Now, Mark appeared in the hall beside me.

“Bob’s having lunch,” he said. “We can go talk to him in the cafeteria.”

And there sat Bobby, the boy I’d spent hundreds of hours with playing basketball at the Young Men’s Christian Association, the patch of hardwood downtown on M street. The lockers there were homes to many of us. There, we began to lose our boyhoods, those tender nights when we left our games to stroll together along the avenues, all of us a mix of breeds, all of us innocent, all of us wanting to belong to a place before moving on.

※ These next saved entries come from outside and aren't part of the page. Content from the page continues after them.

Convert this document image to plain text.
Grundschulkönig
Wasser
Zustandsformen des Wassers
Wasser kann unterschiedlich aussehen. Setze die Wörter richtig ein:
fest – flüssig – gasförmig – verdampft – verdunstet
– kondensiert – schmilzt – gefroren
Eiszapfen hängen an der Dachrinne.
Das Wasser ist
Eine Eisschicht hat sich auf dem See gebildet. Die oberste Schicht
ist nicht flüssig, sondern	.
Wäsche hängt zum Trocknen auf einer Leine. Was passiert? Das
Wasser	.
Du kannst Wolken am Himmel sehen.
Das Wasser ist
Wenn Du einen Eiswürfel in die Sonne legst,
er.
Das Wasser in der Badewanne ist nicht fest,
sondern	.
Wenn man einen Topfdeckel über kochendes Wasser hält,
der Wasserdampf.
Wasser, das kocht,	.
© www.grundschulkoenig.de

Bob, the aged gentleman, sat as if expecting us. He wore a spotless robe. His face bore a resemblance to the man I once knew, pale, but there were those brows, silver now. His eyes, too, had taken on a glaze where once they were such an endless brown. It was his voice that brought him back to me, the way it hinted of something joyful the instant it began.

“My heart,” is what he first said as he patted his chest with a palm and then turned it up in a gesture of giving.

He talked about the food served in the cafeteria, endless trays of it, and the desserts that had no limit.

“I’m eating good,” he said.

We shared what came easy to mind and dodged the dark stuff — things Bob could write himself and might have, for I believe he had the soul of a writer. The thing was, he knew that his memory was playing tricks on him, and there was nothing, not one thing, he could do about it. So like so much else, good and bad, that had happened in his life, he just ran with it.

“The past,” he said to Mark and me, without pity, “comes like a blast and then flings away.”

I’m sure I will always recall the empty plate before him, his empty glass, the wheelchair there next to him, and that damned tube apparatus mostly out of sight near his legs under the table. What I do know for sure now is that we students in the class of 1950 could never find him in full, never really could. Golden boys never tell what turned them gold for us. We didn’t know their lives were really like ours. Full of holes.

When Bob and I said goodbye, I saw in his eyes a certain calm, a kind of grace he’d always owned. As we parted, he didn’t complain about what lay ahead. Come to think about it, I’d never once heard him complain about anything.